# Deaf/hard of hearing



## gohabs1985 (Mar 20, 2010)

Anyone have experience with a deaf or hard of hearing bird dog? I have a Llewellin setter who has a high level of hearing loss and/or a low level of total deafness. She can hear certain things but we have been so far unable to identify a pitch or level of sound that consistently work. 

Trying to figure out the best tactic for training her so she can hunt off a check leash. She does ok with checking in visually but is not consistent enough to take her off the lead yet. 

Anyone ever train a dog with hearing loss from birth? Obviously totally different if the dog is already trained and then loses hearing so that really wouldn't help. Any good books, area trainers, etc.?


----------



## Snakecharmer (Apr 9, 2008)

Not familiar with that breed but I know that birth deafness is a significant problem with Dalmatians so you may want to search along that path.


----------



## Misdirection (Jul 16, 2012)

They make a training/hunting collar that vibrates instead of beeps for the warning. Get one of those and a 30' lead. Start training on vibrate to return (press button to vibrate and then retrieve lead). Once the dog is in sight of you, you can work on hand signals for other options.

Sent from my SM-A505U using Tapatalk


----------



## 202 SportFish (Sep 23, 2014)

I agree with the vibration collar, I have 13 yr old Boykin spaniel, that still has the eyes nose and legs but is deaf. I bell her also so I can follow her in the high grass.

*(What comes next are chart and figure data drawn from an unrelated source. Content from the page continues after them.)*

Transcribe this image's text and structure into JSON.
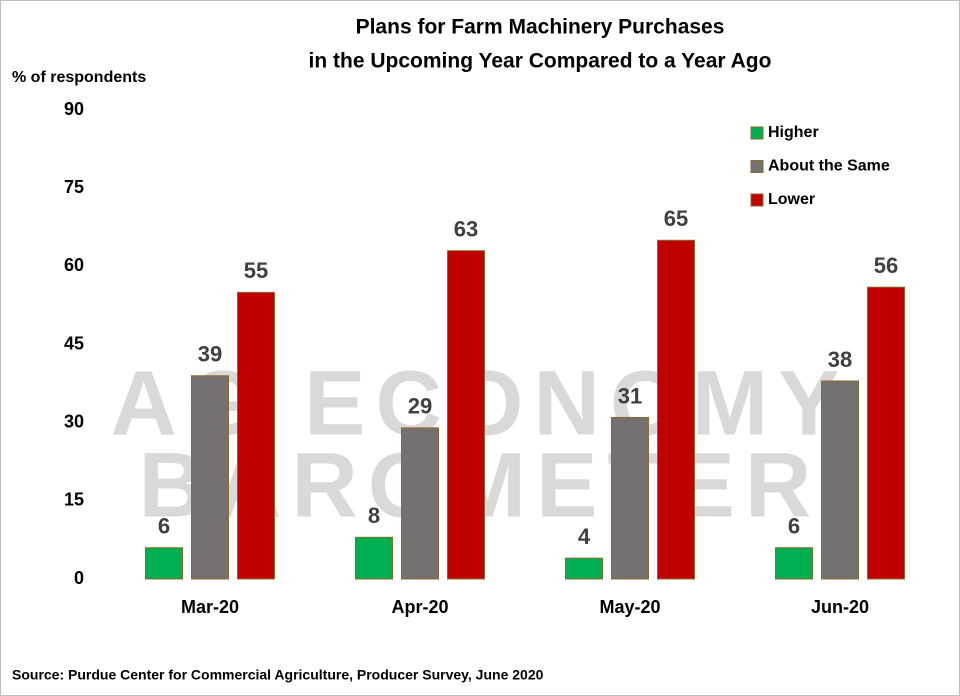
{
  "chart_data": {
    "type": "bar",
    "title": [
      "Plans for Farm Machinery Purchases",
      "in the Upcoming Year Compared to a Year Ago"
    ],
    "y_axis_label": "% of respondents",
    "source": "Source: Purdue Center for Commercial Agriculture, Producer Survey, June 2020",
    "watermark": [
      "AG ECONOMY",
      "BAROMETER"
    ],
    "categories": [
      "Mar-20",
      "Apr-20",
      "May-20",
      "Jun-20"
    ],
    "series": [
      {
        "name": "Higher",
        "color": "#00b050",
        "values": [
          6,
          8,
          4,
          6
        ]
      },
      {
        "name": "About the Same",
        "color": "#767171",
        "values": [
          39,
          29,
          31,
          38
        ]
      },
      {
        "name": "Lower",
        "color": "#c00000",
        "values": [
          55,
          63,
          65,
          56
        ]
      }
    ],
    "ylim": [
      0,
      90
    ],
    "yticks": [
      0,
      15,
      30,
      45,
      60,
      75,
      90
    ],
    "grid": false,
    "legend": "upper right"
  }
}
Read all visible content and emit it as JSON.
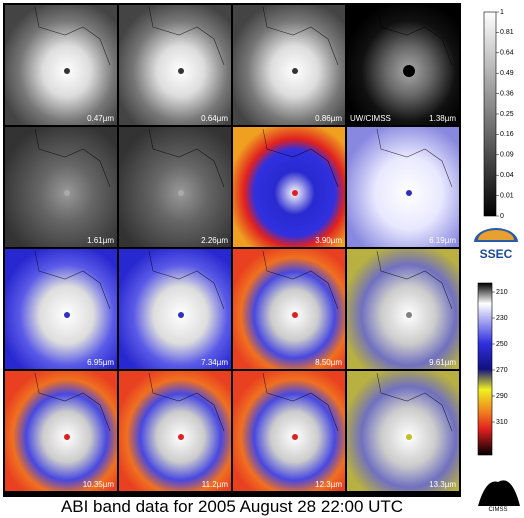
{
  "panels": [
    {
      "label": "0.47µm"
    },
    {
      "label": "0.64µm"
    },
    {
      "label": "0.86µm"
    },
    {
      "label": "1.38µm"
    },
    {
      "label": "1.61µm"
    },
    {
      "label": "2.26µm"
    },
    {
      "label": "3.90µm"
    },
    {
      "label": "6.19µm"
    },
    {
      "label": "6.95µm"
    },
    {
      "label": "7.34µm"
    },
    {
      "label": "8.50µm"
    },
    {
      "label": "9.61µm"
    },
    {
      "label": "10.35µm"
    },
    {
      "label": "11.2µm"
    },
    {
      "label": "12.3µm"
    },
    {
      "label": "13.3µm"
    }
  ],
  "watermark": "UW/CIMSS",
  "reflectance_scale": {
    "ticks": [
      1,
      0.81,
      0.64,
      0.49,
      0.36,
      0.25,
      0.16,
      0.09,
      0.04,
      0.01,
      0
    ]
  },
  "temperature_scale": {
    "ticks": [
      210,
      230,
      250,
      270,
      290,
      310
    ]
  },
  "logos": {
    "ssec": "SSEC",
    "cimss": "CIMSS"
  },
  "caption": "ABI band data for 2005 August 28 22:00 UTC"
}
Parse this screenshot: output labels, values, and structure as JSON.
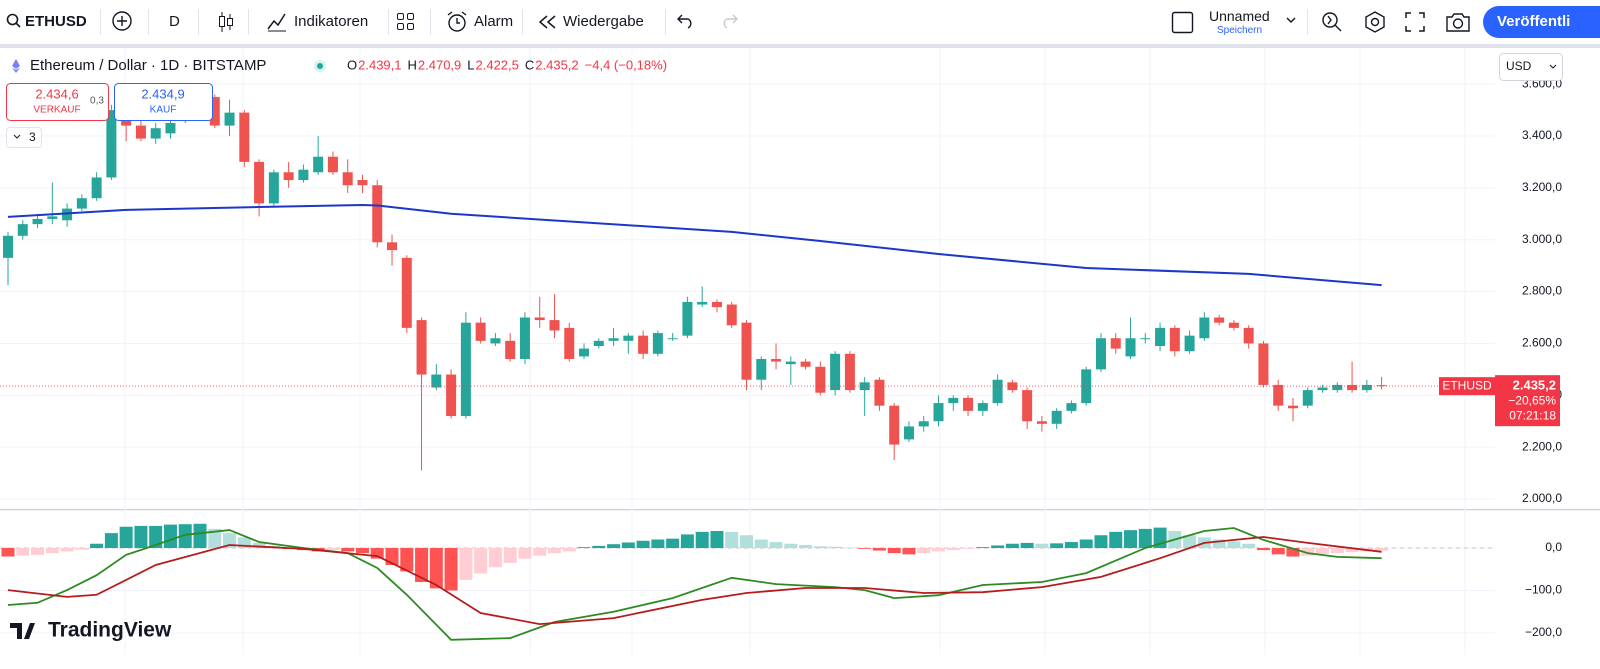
{
  "toolbar": {
    "symbol": "ETHUSD",
    "interval": "D",
    "indicators": "Indikatoren",
    "alert": "Alarm",
    "replay": "Wiedergabe",
    "layout_name": "Unnamed",
    "save": "Speichern",
    "publish": "Veröffentli"
  },
  "legend": {
    "title": "Ethereum / Dollar · 1D · BITSTAMP",
    "ohlc": [
      {
        "label": "O",
        "value": "2.439,1"
      },
      {
        "label": "H",
        "value": "2.470,9"
      },
      {
        "label": "L",
        "value": "2.422,5"
      },
      {
        "label": "C",
        "value": "2.435,2"
      }
    ],
    "change": "−4,4 (−0,18%)"
  },
  "trade": {
    "sell_price": "2.434,6",
    "sell": "VERKAUF",
    "spread": "0,3",
    "buy_price": "2.434,9",
    "buy": "KAUF"
  },
  "indicators_collapsed": "3",
  "branding": "TradingView",
  "chart_data": [
    {
      "type": "candlestick",
      "symbol": "ETHUSD",
      "currency": "USD",
      "open": [
        2930,
        3015,
        3060,
        3080,
        3075,
        3120,
        3160,
        3240,
        3500,
        3440,
        3390,
        3410,
        3460,
        3520,
        3550,
        3440,
        3490,
        3300,
        3140,
        3260,
        3230,
        3260,
        3320,
        3260,
        3230,
        3210,
        2990,
        2930,
        2690,
        2430,
        2480,
        2320,
        2680,
        2600,
        2610,
        2540,
        2700,
        2690,
        2660,
        2550,
        2590,
        2610,
        2610,
        2630,
        2560,
        2620,
        2630,
        2750,
        2760,
        2750,
        2680,
        2460,
        2540,
        2520,
        2530,
        2510,
        2420,
        2560,
        2420,
        2460,
        2360,
        2230,
        2280,
        2300,
        2370,
        2390,
        2340,
        2370,
        2450,
        2420,
        2300,
        2290,
        2340,
        2370,
        2500,
        2620,
        2550,
        2620,
        2590,
        2660,
        2570,
        2620,
        2700,
        2680,
        2660,
        2600,
        2440,
        2360,
        2360,
        2420,
        2420,
        2440,
        2420,
        2439.1
      ],
      "high": [
        3030,
        3075,
        3100,
        3220,
        3140,
        3175,
        3260,
        3520,
        3570,
        3470,
        3450,
        3480,
        3540,
        3560,
        3560,
        3540,
        3500,
        3310,
        3270,
        3300,
        3290,
        3400,
        3340,
        3310,
        3250,
        3230,
        3020,
        2940,
        2700,
        2520,
        2500,
        2720,
        2700,
        2640,
        2640,
        2720,
        2780,
        2790,
        2680,
        2600,
        2620,
        2660,
        2640,
        2650,
        2650,
        2640,
        2780,
        2820,
        2770,
        2760,
        2690,
        2550,
        2600,
        2550,
        2540,
        2530,
        2570,
        2570,
        2470,
        2470,
        2370,
        2300,
        2320,
        2400,
        2400,
        2400,
        2380,
        2480,
        2460,
        2430,
        2320,
        2350,
        2380,
        2510,
        2640,
        2640,
        2700,
        2640,
        2680,
        2670,
        2650,
        2720,
        2710,
        2690,
        2670,
        2610,
        2460,
        2390,
        2430,
        2440,
        2450,
        2530,
        2460,
        2470.9
      ],
      "low": [
        2825,
        3000,
        3045,
        3060,
        3050,
        3110,
        3150,
        3230,
        3380,
        3380,
        3370,
        3390,
        3450,
        3500,
        3430,
        3400,
        3280,
        3090,
        3130,
        3200,
        3220,
        3250,
        3250,
        3180,
        3180,
        2970,
        2900,
        2640,
        2110,
        2420,
        2310,
        2310,
        2600,
        2590,
        2530,
        2520,
        2660,
        2620,
        2530,
        2540,
        2580,
        2590,
        2560,
        2540,
        2550,
        2610,
        2620,
        2740,
        2720,
        2660,
        2420,
        2420,
        2500,
        2440,
        2500,
        2400,
        2400,
        2410,
        2320,
        2340,
        2150,
        2220,
        2260,
        2280,
        2340,
        2320,
        2320,
        2360,
        2410,
        2270,
        2260,
        2270,
        2330,
        2360,
        2490,
        2560,
        2540,
        2600,
        2570,
        2550,
        2560,
        2610,
        2670,
        2650,
        2580,
        2430,
        2340,
        2300,
        2350,
        2410,
        2410,
        2410,
        2410,
        2422.5
      ],
      "close": [
        3015,
        3060,
        3080,
        3090,
        3120,
        3160,
        3240,
        3500,
        3440,
        3390,
        3430,
        3450,
        3520,
        3540,
        3440,
        3490,
        3300,
        3140,
        3260,
        3230,
        3270,
        3320,
        3260,
        3210,
        3210,
        2990,
        2960,
        2660,
        2480,
        2480,
        2320,
        2680,
        2610,
        2620,
        2540,
        2700,
        2690,
        2650,
        2540,
        2580,
        2610,
        2620,
        2630,
        2560,
        2640,
        2620,
        2760,
        2760,
        2740,
        2670,
        2460,
        2540,
        2530,
        2530,
        2510,
        2410,
        2560,
        2420,
        2450,
        2360,
        2210,
        2280,
        2300,
        2370,
        2390,
        2340,
        2370,
        2460,
        2420,
        2300,
        2290,
        2340,
        2370,
        2500,
        2620,
        2580,
        2620,
        2620,
        2660,
        2570,
        2630,
        2700,
        2680,
        2660,
        2600,
        2440,
        2360,
        2350,
        2420,
        2430,
        2440,
        2420,
        2440,
        2435.2
      ],
      "up_color": "#26a69a",
      "down_color": "#ef5350",
      "overlays": [
        {
          "x": [
            0,
            8,
            17,
            24,
            25,
            30,
            49,
            55,
            63,
            73,
            84,
            93
          ],
          "values": [
            3088,
            3115,
            3126,
            3134,
            3132,
            3100,
            3030,
            2995,
            2945,
            2891,
            2868,
            2825
          ],
          "color": "#1c37c9"
        }
      ],
      "ylim": [
        1960,
        3740
      ],
      "yticks": [
        {
          "value": 2000,
          "label": "2.000,0"
        },
        {
          "value": 2200,
          "label": "2.200,0"
        },
        {
          "value": 2400,
          "label": "2.400,0"
        },
        {
          "value": 2600,
          "label": "2.600,0"
        },
        {
          "value": 2800,
          "label": "2.800,0"
        },
        {
          "value": 3000,
          "label": "3.000,0"
        },
        {
          "value": 3200,
          "label": "3.200,0"
        },
        {
          "value": 3400,
          "label": "3.400,0"
        },
        {
          "value": 3600,
          "label": "3.600,0"
        }
      ],
      "grid": true,
      "last_price": {
        "value": 2435.2,
        "label": "2.435,2",
        "change": "−20,65%",
        "countdown": "07:21:18",
        "color": "#f23645"
      }
    },
    {
      "type": "macd",
      "histogram": [
        -20,
        -18,
        -16,
        -12,
        -8,
        -4,
        10,
        35,
        50,
        52,
        52,
        55,
        56,
        57,
        45,
        35,
        25,
        12,
        5,
        -2,
        -5,
        -8,
        -5,
        -8,
        -12,
        -25,
        -40,
        -55,
        -80,
        -95,
        -100,
        -75,
        -60,
        -45,
        -35,
        -25,
        -18,
        -12,
        -8,
        2,
        5,
        9,
        13,
        17,
        20,
        22,
        32,
        38,
        40,
        38,
        30,
        20,
        14,
        10,
        7,
        4,
        3,
        1,
        -2,
        -6,
        -12,
        -15,
        -12,
        -8,
        -5,
        -2,
        2,
        6,
        10,
        12,
        10,
        11,
        14,
        20,
        30,
        38,
        42,
        45,
        48,
        40,
        30,
        25,
        20,
        15,
        10,
        -5,
        -15,
        -20,
        -18,
        -14,
        -12,
        -10,
        -8,
        -6
      ],
      "histogram_colors": {
        "pos_rising": "#26a69a",
        "pos_falling": "#b2dfdb",
        "neg_falling": "#ff5252",
        "neg_rising": "#ffcdd2"
      },
      "series": [
        {
          "x": [
            0,
            2,
            4,
            6,
            8,
            10,
            12,
            15,
            17,
            20,
            23,
            25,
            27,
            30,
            34,
            37,
            41,
            45,
            49,
            52,
            56,
            58,
            60,
            63,
            66,
            70,
            73,
            77,
            81,
            83,
            85,
            88,
            90,
            93
          ],
          "values": [
            -134,
            -129,
            -99,
            -64,
            -16,
            7,
            31,
            42,
            14,
            0,
            -12,
            -47,
            -110,
            -216,
            -212,
            -174,
            -150,
            -118,
            -70,
            -85,
            -92,
            -99,
            -118,
            -111,
            -87,
            -80,
            -59,
            0,
            40,
            47,
            19,
            -12,
            -21,
            -24
          ],
          "color": "#2e8b22"
        },
        {
          "x": [
            0,
            4,
            6,
            10,
            15,
            20,
            25,
            29,
            32,
            36,
            41,
            47,
            50,
            54,
            58,
            62,
            66,
            70,
            74,
            78,
            81,
            85,
            88,
            93
          ],
          "values": [
            -99,
            -115,
            -110,
            -40,
            7,
            -2,
            -19,
            -87,
            -153,
            -179,
            -165,
            -122,
            -106,
            -94,
            -94,
            -106,
            -104,
            -92,
            -68,
            -24,
            12,
            26,
            12,
            -9
          ],
          "color": "#b71c1c"
        }
      ],
      "ylim": [
        -250,
        90
      ],
      "yticks": [
        {
          "value": 0,
          "label": "0,0"
        },
        {
          "value": -100,
          "label": "−100,0"
        },
        {
          "value": -200,
          "label": "−200,0"
        }
      ],
      "grid": true
    }
  ]
}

And sometimes I have to send my 8yr old male to get her. 
Keeping hunting her just work with the limitations and good luck..


----------



## ckfowler (Jul 14, 2008)

GPS and ecollar combination would allow you to know where they are as well as vibrate or Nick for recall. Different tone whistles might be worth a try for giving commands but I won’t hunt even my hearing dogs without GPS collar any more. So much peace of mind.


----------



## parkerss3nm (Dec 30, 2019)

> Not familiar with that breed but I know that birth deafness is a significant problem with Dalmatians so you may want to search along that path.


Where did you hear about Dalmatians ?


----------